Wrong? You mean kinda like in school, where you often flail a bit before you finally figure out exactly what the teacher is trying to convey? Except in science, initially there isn’t even a teacher, just a bunch of students having to root out the information themselves, and then even writing the textbook themselves. Often been wrong – yup. But in the end, the textbook gets written, cutting through all the pain and agony, so someone can actually take on the task of teacher for the next generation of scientists.
Observing secular science make mistakes doesn’t bother me much at all, cause after a while I see that real visible progress has been made. Now Genesis science, predicated on the idea that no error can be admitted, so you are obligated to defend silly iron-age science - now that is a sad commentary on human unwillingness to learn.
(And how God's Word stands forever)
That ragtag collection of nomadic religious accounts that you euphemistically call “God’s Word” stands forever only in the fanatical unthinking devotion it receives from your types. It’s pretty much on the “not worth bothering with” shelf in most scientific institutions.
You might want to consider if this approach to science isn't the reason secularists are so often wrong.
As I have pointed out before, for a couple of millennia when religion had the playing field all to itself, and science wasn’t even a contender, human progress was essentially stagnant.
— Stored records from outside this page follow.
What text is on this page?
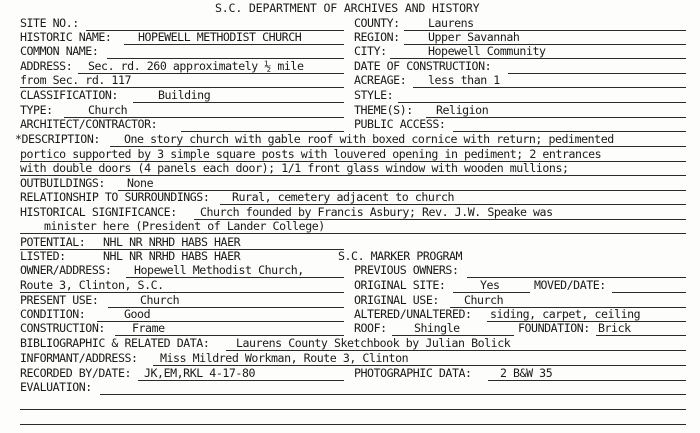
S.C. DEPARTMENT OF ARCHIVES AND HISTORY
SITE NO.:	COUNTY: Laurens
HISTORIC NAME: HOPEWELL METHODIST CHURCH	REGION: Upper Savannah
COMMON NAME:	CITY:	Hopewell Community
ADDRESS: Sec. rd. 260 approximately ½ mile	DATE OF CONSTRUCTION:
from Sec. rd. 117	ACREAGE: less than 1
CLASSIFICATION:	Building	STYLE:
TYPE:	Church	THEME(S): Religion
ARCHITECT/CONTRACTOR:	PUBLIC ACCESS:
*DESCRIPTION: One story church with gable roof with boxed cornice with return; pedimented
portico supported by 3 simple square posts with louvered opening in pediment; 2 entrances
with double doors (4 panels each door); 1/1 front glass window with wooden mullions;
OUTBUILDINGS: None
RELATIONSHIP TO SURROUNDINGS: Rural, cemetery adjacent to church
HISTORICAL SIGNIFICANCE: Church founded by Francis Asbury; Rev. J.W. Speake was
minister here (President of Lander College)
POTENTIAL: NHL NR NRHD HABS HAER
LISTED:	NHL NR NRHD HABS HAER	S.C. MARKER PROGRAM
OWNER/ADDRESS: Hopewell Methodist Church,	PREVIOUS OWNERS:
Route 3, Clinton, S.C.	ORIGINAL SITE:	Yes	MOVED/DATE:
PRESENT USE:	Church	ORIGINAL USE: Church
CONDITION:	Good	ALTERED/UNALTERED: siding, carpet, ceiling
CONSTRUCTION: Frame	ROOF: Shingle	FOUNDATION: Brick
BIBLIOGRAPHIC & RELATED DATA: Laurens County Sketchbook by Julian Bolick
INFORMANT/ADDRESS: Miss Mildred Workman, Route 3, Clinton
RECORDED BY/DATE: JK,EM,RKL 4-17-80	PHOTOGRAPHIC DATA: 2 B&W 35
EVALUATION:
But in my lifetime, science has added far more new knowledge than all religions in all of recorded history. So there is already an extended clear precedent for showing that having a “divine foot in the door” is far more a detriment than an advantage.
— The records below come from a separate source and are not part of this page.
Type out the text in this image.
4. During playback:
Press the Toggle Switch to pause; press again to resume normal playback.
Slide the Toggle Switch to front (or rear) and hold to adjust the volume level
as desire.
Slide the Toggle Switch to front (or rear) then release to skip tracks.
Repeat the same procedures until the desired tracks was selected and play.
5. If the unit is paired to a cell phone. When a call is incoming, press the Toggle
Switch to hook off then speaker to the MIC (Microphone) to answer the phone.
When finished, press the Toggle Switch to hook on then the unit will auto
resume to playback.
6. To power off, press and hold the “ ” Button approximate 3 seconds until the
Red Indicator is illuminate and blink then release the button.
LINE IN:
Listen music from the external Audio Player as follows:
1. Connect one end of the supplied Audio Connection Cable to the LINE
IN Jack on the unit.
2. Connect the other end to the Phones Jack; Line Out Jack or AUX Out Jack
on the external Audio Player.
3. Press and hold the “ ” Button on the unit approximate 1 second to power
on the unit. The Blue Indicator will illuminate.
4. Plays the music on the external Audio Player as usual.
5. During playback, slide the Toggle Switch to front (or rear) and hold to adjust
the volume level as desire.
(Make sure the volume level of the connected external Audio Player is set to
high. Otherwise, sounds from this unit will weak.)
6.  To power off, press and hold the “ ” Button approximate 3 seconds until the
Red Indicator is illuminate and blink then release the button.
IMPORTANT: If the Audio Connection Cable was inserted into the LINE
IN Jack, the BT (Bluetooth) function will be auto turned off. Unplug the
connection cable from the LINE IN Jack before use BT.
However when evidence seems to lead to a supernatural creator, you should be willing to follow that evidence where it leads.
A couple of years before his death, I attended a lecture given by Carl Sagan. After his prepared remarks, during the Q&A, a fundamentalist Christian berated Carl for his lack of belief. Carl politely heard him out, and then responded by summarizing the creation account as recorded in Genesis, and then he summarized a couple of other creation accounts from other non-Christian religions. Finally he simply pointed out that the non-Christian accounts dovetailed much more closely with what science has found than did the Genesis one. So if I take your advice, I should go back and dig out the info from that presentation, and follow the evidence into some religion far afield from Christianity.
Modern science was largely founded by scientists taking a new approach...believing in the Biblical account of an orderly creation.
And in so doing, modern science found that much of the Genesis story was apocryphal. Don’t ya hate it when things go exactly opposite to what you expect?
God's Word was inerrant both then and now.
Except when your nomadic creation tale makes a mockery of well-established science, then it makes some real doozers, like Cadry-level “rapture will be in 2015” type errors.
Science concluded no such thing. Evolutionists believe that...
On the age of the earth, the Christian Lord Kelvin (of the Second Law of Thermodynamics fame) left a legacy of defending an age of the earth more than a thousand times as long as you believe in. I kinda thought he was not a fan of Darwin, but if you say he was in fact a closet evolutionist – glad to know it.
which is the reason they are so often wrong.
In Lord Kelvin’s case, he was wrong – but not in your favor. Radioactivity was too new a subject for him to know that it was a significant player in the earth’s internal heat budget. Had he understood that, he probably would have upped his calculated age of the earth to about – say – 4.5 billion years, just like Snelling confirmed.